Ihre Amelie (Mia Kasalo) ist deshalb so etwas wie eine Synthese aus der gesunden, renitenten Heidi und ihrer kranken Freundin Klara. Es ist offensichtlich, dass die Stadt (Berlin) sie krank gemacht hat und ihr Asthma nicht besser wird. Also versuchen es ihre Eltern mit einer Klinik in den Bergen. Amelie wehrt sich nicht nur gegen die Bevormundung ihrer Eltern, sondern auch gegen die der Klinik, die gewissermaßen den Alpöhi aus Heidi repräsentiert und in Gestalt der jungen Ärztin Dr. Murtsakis (Jasmin Tabatabai) überzeugend auf heutige Bedürfnisse angepasst wurde.
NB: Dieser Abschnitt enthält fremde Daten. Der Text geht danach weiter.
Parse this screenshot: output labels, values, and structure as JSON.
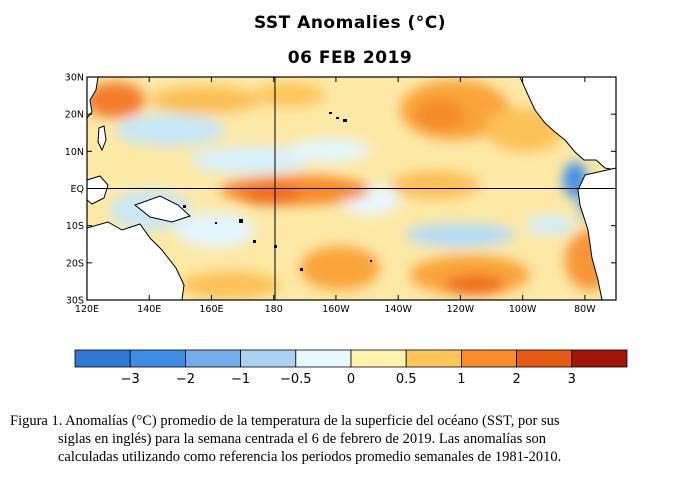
{
  "title": "SST Anomalies (°C)",
  "subtitle": "06 FEB 2019",
  "chart_data": {
    "type": "heatmap",
    "title": "SST Anomalies (°C)",
    "date": "06 FEB 2019",
    "x_ticks": [
      "120E",
      "140E",
      "160E",
      "180",
      "160W",
      "140W",
      "120W",
      "100W",
      "80W"
    ],
    "y_ticks": [
      "30N",
      "20N",
      "10N",
      "EQ",
      "10S",
      "20S",
      "30S"
    ],
    "xlim_lon_east": [
      120,
      290
    ],
    "ylim_lat": [
      -30,
      30
    ],
    "grid_lines": [
      "180",
      "EQ"
    ],
    "colorbar": {
      "tick_labels": [
        "−3",
        "−2",
        "−1",
        "−0.5",
        "0",
        "0.5",
        "1",
        "2",
        "3"
      ],
      "colors": [
        "#2e79d4",
        "#3f8ee6",
        "#72aeea",
        "#a9d3f4",
        "#e8f8ff",
        "#fff2aa",
        "#fdc55a",
        "#f88b2c",
        "#e85a14",
        "#a31409"
      ]
    },
    "anomaly_regions": [
      {
        "region": "NW Pacific near 30N 122E",
        "anomaly": 1.5
      },
      {
        "region": "Central-west Pacific 20N 150E",
        "anomaly": -0.7
      },
      {
        "region": "Equatorial Pacific 170E–160W",
        "anomaly": 1.5
      },
      {
        "region": "NE Pacific 20N 125W",
        "anomaly": 1.5
      },
      {
        "region": "SE Pacific 15S 130W",
        "anomaly": -0.7
      },
      {
        "region": "South Pacific 25S 160W",
        "anomaly": 1.5
      },
      {
        "region": "South Pacific 25S 120W",
        "anomaly": 2.0
      },
      {
        "region": "Off Ecuador 2S 82W",
        "anomaly": -1.5
      },
      {
        "region": "Off Peru 20S 75W",
        "anomaly": 1.5
      }
    ]
  },
  "caption": {
    "line1": "Figura 1. Anomalías (°C) promedio de la temperatura de la superficie del océano (SST, por sus",
    "line2": "siglas en inglés) para la semana centrada el 6 de febrero de 2019. Las anomalías son",
    "line3": "calculadas utilizando como referencia los periodos promedio semanales de 1981-2010."
  }
}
Auch hier ist die sympathische Seite von Klinik und Ärztin für den Zuschauer offensichtlich, allein Amelie weiß in ihrer Hilflosigkeit, die sich aus pubertierender Selbstfindungssehnsucht und einem neurotischen Verhältnis zu ihrer Krankheit speist, nicht damit umzugehen. Erst über die Begegnung mit dem Geissenpeter unserer Zeit, dem »Herdenmanager« Bart (Samuel Girardi) darf auch Amelie sich in die historische Schlange derer einreihen, die diesen Weg bereits gegangen sind. Und wer Heidi kennt, dürfte ahnen, wie dieser Weg aussieht.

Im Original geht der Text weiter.